In terms of sheer size and cost, “the 2013 flooding was the biggest disaster we’ve had in our history,” said Molly Urbina, Executive Director of Colorado Resiliency and Recovery, an agency established immediately after the 2013 floods. The disaster affected 17 counties, including two of the most populous, Boulder and Larimer counties.
Again, it was an anomalous weather pattern that lead to the disaster. On September 9, 2013, a slow moving cold front stalled over the region when it encountered warm monsoon air. The result was deluge, including nine inches of rain across Boulder County, alone. Before it ended, eight lives were lost and two persons were listed as missing.
“It was a $4 billion impact on the state,” said Urbina. The figure comes from the 19,000 homes that were damaged, including more than 1,500 that were totally destroyed. The storm also washed out or destroyed 30 bridges and seriously damaged another 20. Farmland, crop and livestock loses also added to the damage figure.
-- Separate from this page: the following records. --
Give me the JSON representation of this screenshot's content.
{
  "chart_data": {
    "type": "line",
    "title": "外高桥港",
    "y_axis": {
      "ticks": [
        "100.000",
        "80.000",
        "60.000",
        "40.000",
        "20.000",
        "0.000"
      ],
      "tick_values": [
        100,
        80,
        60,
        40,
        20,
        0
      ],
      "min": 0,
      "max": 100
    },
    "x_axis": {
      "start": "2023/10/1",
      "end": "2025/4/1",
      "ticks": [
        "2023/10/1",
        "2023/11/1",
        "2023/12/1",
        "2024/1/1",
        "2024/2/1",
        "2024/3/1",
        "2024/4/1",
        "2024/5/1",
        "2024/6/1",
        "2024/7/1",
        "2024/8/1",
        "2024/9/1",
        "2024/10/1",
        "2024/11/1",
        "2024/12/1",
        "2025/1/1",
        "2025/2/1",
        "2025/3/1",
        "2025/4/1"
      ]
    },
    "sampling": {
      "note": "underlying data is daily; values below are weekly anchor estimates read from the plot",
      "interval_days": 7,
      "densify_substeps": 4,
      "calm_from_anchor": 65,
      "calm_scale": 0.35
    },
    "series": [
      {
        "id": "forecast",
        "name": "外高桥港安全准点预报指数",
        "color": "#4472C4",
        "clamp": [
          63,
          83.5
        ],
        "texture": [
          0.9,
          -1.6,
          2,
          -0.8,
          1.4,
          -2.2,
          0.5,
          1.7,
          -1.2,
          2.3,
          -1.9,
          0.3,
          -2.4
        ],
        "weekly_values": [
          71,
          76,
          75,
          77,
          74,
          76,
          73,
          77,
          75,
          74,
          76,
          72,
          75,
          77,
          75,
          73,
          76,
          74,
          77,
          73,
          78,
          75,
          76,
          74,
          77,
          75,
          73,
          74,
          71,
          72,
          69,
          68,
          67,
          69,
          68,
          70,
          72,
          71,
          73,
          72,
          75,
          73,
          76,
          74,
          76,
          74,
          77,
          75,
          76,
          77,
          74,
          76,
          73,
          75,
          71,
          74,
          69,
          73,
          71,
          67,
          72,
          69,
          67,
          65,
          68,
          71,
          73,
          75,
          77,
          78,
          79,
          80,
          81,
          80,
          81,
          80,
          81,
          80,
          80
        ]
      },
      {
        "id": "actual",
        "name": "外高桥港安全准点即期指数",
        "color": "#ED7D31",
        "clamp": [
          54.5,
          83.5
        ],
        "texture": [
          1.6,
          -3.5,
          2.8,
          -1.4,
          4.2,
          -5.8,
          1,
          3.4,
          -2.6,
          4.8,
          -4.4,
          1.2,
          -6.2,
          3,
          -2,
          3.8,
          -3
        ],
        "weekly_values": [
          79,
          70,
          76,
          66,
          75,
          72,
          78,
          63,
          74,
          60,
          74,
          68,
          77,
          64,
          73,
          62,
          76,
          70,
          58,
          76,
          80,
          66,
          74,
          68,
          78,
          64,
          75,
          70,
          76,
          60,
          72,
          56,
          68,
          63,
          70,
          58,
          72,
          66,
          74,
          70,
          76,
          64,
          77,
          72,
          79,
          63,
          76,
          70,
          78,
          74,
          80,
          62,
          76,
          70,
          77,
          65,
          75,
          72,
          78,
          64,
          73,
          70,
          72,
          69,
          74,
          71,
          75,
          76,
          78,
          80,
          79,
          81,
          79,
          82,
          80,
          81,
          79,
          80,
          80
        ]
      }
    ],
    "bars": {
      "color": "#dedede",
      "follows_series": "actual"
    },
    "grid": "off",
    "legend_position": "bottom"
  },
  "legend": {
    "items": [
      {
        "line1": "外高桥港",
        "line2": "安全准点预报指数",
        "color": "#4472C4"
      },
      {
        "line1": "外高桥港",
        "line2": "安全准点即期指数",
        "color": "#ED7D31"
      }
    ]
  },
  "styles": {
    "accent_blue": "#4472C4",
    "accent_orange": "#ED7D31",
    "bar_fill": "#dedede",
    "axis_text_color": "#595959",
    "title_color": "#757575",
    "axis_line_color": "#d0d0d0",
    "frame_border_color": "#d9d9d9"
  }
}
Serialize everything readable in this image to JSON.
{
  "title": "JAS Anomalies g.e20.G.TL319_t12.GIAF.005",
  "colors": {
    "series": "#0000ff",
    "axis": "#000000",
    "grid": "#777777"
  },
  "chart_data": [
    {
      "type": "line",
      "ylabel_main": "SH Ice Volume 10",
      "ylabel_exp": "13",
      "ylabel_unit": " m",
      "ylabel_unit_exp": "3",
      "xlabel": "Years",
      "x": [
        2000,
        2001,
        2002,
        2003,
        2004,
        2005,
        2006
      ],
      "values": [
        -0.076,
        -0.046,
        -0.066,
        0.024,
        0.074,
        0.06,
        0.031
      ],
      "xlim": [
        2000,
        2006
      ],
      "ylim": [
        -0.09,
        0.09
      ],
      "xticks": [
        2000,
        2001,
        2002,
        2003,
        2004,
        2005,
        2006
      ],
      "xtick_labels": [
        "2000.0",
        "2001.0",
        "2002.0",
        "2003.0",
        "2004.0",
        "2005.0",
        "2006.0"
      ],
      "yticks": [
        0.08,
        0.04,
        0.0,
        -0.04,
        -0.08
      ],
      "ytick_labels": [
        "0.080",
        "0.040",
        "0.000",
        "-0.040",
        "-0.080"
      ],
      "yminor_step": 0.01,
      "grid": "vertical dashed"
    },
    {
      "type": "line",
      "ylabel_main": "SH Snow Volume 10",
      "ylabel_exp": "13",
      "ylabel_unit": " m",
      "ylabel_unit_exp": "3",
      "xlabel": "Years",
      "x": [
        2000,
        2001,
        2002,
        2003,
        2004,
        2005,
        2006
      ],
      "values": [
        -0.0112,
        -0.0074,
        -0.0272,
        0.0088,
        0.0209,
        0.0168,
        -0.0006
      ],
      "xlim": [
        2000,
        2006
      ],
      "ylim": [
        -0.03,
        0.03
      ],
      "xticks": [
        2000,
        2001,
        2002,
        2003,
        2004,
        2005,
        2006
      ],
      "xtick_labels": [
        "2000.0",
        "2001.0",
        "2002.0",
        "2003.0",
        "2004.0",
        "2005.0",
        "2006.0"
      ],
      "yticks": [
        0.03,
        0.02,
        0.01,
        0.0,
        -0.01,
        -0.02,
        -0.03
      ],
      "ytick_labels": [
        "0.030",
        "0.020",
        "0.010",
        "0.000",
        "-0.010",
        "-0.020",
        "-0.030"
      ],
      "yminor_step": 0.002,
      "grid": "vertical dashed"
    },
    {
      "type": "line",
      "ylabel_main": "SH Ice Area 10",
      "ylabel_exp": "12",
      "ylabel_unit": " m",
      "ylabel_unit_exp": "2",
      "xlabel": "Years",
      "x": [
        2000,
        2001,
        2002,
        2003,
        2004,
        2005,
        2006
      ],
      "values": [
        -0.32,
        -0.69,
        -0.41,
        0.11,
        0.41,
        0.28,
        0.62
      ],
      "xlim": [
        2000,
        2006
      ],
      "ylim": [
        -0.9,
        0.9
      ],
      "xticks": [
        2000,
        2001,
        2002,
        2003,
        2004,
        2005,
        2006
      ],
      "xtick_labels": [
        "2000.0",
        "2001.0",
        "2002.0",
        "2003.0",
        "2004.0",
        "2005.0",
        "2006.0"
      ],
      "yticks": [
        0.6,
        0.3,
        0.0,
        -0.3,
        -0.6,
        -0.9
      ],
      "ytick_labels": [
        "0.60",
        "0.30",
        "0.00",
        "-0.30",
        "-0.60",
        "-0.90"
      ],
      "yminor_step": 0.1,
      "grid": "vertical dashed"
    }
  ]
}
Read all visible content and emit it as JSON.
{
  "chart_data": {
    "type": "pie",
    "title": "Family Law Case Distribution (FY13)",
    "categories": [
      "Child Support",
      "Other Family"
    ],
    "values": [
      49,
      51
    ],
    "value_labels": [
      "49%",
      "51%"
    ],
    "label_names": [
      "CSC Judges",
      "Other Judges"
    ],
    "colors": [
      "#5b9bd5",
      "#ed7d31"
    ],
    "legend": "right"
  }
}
The entire town of Lyons was left completely isolated by damaged or destroyed infrastructure.
So far, the state, using a variety of sources, has been able to invest $1.6 billion in the recovery. “We will have to continue to look for funding resources and be smart as we try and build back,” she said.
Urbina credits Governor John Hickenlooper with both the will and imagination in dealing with this disaster. But, “local communities are also doing a great job as they try and recover.”
The disaster caught everyone by surprise, said Urbina. But, despite the devastation to lives and property, lessons, as is the case in the aftermath of all natural disasters, were learned. The Governor ordered a complete review of the state’s response to the storm. “It has a lot of information on the things we did the first year (after the flooding),” said Urbina. “It is a guiding principle and good roadmap for local communities. We really want to empower them, make sure they have the tools they need.”
Unfortunately, no report can anticipate how forces of nature will come together to create havoc someday in the future. But, planning, says Urbina, is preparation.